On dit en anglais : « set the cat among the pigeons » pour décrire une situation où on fout le bordel en garrochant un élément intrus et adversaire qui va chambouler une situation qui paraissait jusque-là calme. Ici, le chat est le ministre Simon Jolin-Barrette et les pigeons, le cabinet de Justin Trudeau.
Trudeau pris de court
Dans ce nouveau dossier constitutionnel, Justin Trudeau semble pris de court. Pourtant, c’était facile à prévoir. François Legault avait mis cartes sur table avant l’élection de 2018 : il voulait plus de pouvoirs en matière d’immigration, de culture et de langue.
Legault n’allait pas attendre la permission. Il vient de décider qu’il ira chercher plus de pouvoirs en changeant lui-même la Constitution. Ce faisant, Legault vient de prouver à nouveau qu’il est un fin stratège face à un gouvernement de dilettantes à Ottawa.
Le Bloc a déjà annoncé son intention de présenter une motion d’opposition pour forcer Trudeau et son caucus à voter en faveur de la loi 96. Ça risque de provoquer des flammèches, car autant des députés anglophones du Québec s’inquiètent, avec raison, au chapitre des droits linguistiques, autant des députés de l’Ouest canadien lorgnent avec intérêt cette nouvelle possibilité de changer la Constitution à leur façon.
Bouchard a réussi
Chacun sa Constitution, quoi ! Mais, en fait, c’est plus qu’une boutade, car c’est le fondement de l’argumentaire de la CAQ : une province peut modifier unilatéralement la Constitution canadienne si c’est pour changer sa propre Constitution ; et c’est elle qui décide ce qui est sa propre Constitution.
Lorsque Lucien Bouchard a proposé un changement constitutionnel pour remplacer nos commissions scolaires protestantes et catholiques par des établissements anglophones et francophones, il a réussi en ayant recours à l’article 43 de la Constitution de 1982, qui exige une motion de la Chambre des communes et du Sénat.
Legault prétend qu’il n’a pas besoin de faire ça, car il modifie juste la « Constitution du Québec » et donc, il peut utiliser un autre article, l’article 45, et procéder unilatéralement.
En fait, changer le nom de la législature du Québec en « Assemblée nationale » ou se débarrasser de notre « Sénat », c’est changer la Constitution du Québec.
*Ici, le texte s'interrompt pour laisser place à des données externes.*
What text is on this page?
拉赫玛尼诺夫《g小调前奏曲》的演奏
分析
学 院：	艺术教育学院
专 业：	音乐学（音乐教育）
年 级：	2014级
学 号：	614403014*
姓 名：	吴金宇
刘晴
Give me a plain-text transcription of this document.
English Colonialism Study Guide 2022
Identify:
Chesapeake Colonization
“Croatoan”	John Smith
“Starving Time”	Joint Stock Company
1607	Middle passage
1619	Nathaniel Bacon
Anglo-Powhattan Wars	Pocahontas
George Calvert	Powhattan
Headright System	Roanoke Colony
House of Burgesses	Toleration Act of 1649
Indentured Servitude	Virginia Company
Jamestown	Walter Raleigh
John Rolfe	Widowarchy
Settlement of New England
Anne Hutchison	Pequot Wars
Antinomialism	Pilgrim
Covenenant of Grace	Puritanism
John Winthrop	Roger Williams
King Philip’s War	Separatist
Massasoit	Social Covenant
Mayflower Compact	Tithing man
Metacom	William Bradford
S’il s’agit de droits linguistiques, c’est l’article 43 qui doit être suivi, comme Bouchard l’a fait. Mais là où Bouchard avait besoin de la modification, Legault semble vouloir prouver son point, peu importe comment.
La langue de la justice
C’est effectivement au chapitre de la langue de la justice et des lois que ça va se corser. Tant ici, au Québec, qu’au Manitoba, les lois doivent être votées dans les deux langues, les procédures parlementaires sont bilingues et les citoyens ont un droit constitutionnel d’avoir recours aux tribunaux dans les deux langues.
Une loi s’interprète dans son contexte. La loi 96 continue une guerre larvée entre le pouvoir judiciaire et le pouvoir exécutif sur la langue des tribunaux au Québec.
Jolin-Barrette entend utiliser le pouvoir législatif pour se donner raison. Les modifications restreignant la possibilité d’utiliser les deux langues, au Code civil et dans d’autres lois, seront aussi sous la loupe et risquent de forcer Trudeau à se raviser… au plus grand plaisir de Legault !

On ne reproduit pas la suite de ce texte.